Ba(XeF2)5](AF6)2, A = Ru, Nb - Synthesis, Crystal Structure and Raman Spectra

Abstract

The reaction of Ba(NbF6)2 and excess XeF2 in anhydrous HF at room temperature yields [Ba(XeF2)5](NbF6)2. This is the first example of the coordination compound with XeF2 molecule as a ligand and NbF6- anion. It crystallizes in the orthorhombic space group Fmmm, with a = 12.084(6) Å, b = 13.646(7) Å, c = 13.927(7) Å, V = 2297(2) Å3, and Z = 4. The reaction of XeF2·Xe2F3·RuF6 and BaF2 in anhydrous HF yields [Ba(XeF2)5](RuF6)2 - the first example of the coordination compound containing RuF6- anion and XeF2 molecules.

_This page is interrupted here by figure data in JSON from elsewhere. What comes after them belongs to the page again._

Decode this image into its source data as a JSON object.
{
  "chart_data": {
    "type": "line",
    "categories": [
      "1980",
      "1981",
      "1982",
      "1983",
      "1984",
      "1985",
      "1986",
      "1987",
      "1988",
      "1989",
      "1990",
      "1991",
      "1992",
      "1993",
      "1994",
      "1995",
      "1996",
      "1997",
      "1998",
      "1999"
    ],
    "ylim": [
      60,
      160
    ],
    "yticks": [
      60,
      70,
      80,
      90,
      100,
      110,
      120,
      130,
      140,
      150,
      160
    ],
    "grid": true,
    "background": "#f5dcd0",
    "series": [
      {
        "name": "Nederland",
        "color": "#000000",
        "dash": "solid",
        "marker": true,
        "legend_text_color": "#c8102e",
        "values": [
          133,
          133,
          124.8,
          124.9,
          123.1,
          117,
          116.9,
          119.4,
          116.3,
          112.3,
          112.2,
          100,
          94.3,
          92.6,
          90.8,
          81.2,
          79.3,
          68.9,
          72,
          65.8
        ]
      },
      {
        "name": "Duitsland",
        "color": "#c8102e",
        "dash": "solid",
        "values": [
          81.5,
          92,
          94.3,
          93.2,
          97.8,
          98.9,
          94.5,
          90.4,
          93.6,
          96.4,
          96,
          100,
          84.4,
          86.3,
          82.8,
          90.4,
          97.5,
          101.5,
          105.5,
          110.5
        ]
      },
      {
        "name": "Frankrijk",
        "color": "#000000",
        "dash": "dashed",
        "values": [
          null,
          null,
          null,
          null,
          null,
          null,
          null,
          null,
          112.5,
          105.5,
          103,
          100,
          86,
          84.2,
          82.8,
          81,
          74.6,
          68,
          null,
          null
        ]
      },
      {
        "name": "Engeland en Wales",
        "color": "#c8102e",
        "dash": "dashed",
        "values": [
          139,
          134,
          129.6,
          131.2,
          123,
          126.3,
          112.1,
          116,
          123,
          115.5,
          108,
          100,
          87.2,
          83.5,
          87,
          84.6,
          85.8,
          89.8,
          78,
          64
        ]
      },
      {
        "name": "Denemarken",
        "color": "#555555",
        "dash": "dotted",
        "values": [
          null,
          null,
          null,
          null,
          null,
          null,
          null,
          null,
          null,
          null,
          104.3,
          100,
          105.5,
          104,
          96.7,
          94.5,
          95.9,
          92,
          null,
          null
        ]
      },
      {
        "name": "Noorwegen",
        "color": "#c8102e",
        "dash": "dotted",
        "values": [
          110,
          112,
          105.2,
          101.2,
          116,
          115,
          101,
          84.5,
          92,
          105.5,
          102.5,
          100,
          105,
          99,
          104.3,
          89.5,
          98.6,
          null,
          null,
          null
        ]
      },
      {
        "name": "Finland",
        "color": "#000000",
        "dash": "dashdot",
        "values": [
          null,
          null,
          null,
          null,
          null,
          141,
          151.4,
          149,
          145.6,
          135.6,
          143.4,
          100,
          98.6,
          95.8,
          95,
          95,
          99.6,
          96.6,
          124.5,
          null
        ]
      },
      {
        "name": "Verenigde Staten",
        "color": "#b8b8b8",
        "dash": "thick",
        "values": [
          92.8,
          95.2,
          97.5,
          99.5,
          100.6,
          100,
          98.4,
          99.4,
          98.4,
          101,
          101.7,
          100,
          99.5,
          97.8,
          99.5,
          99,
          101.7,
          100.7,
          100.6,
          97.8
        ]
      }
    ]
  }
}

It appears to be isostructural with [Ba(XeF2)5](NbF6)2, with a = 11.9510(14) Å, b = 13.5174(14) Å, c = 13.8488(12) Å, V = 2237.2(4) Å3, and Z = 4. The Raman spectra of both compounds prove that all the XeF2 molecules are symmetrical. Four XeF2 molecules per formula unit act as bridges between Ba centres, while one molecule is held in the structure by electrostatic forces. In the series of compounds [Ba(XeF2)5](AF6)2 with A = As, Sb, Ru, Nb, the influence of the anions AF6- was analyzed.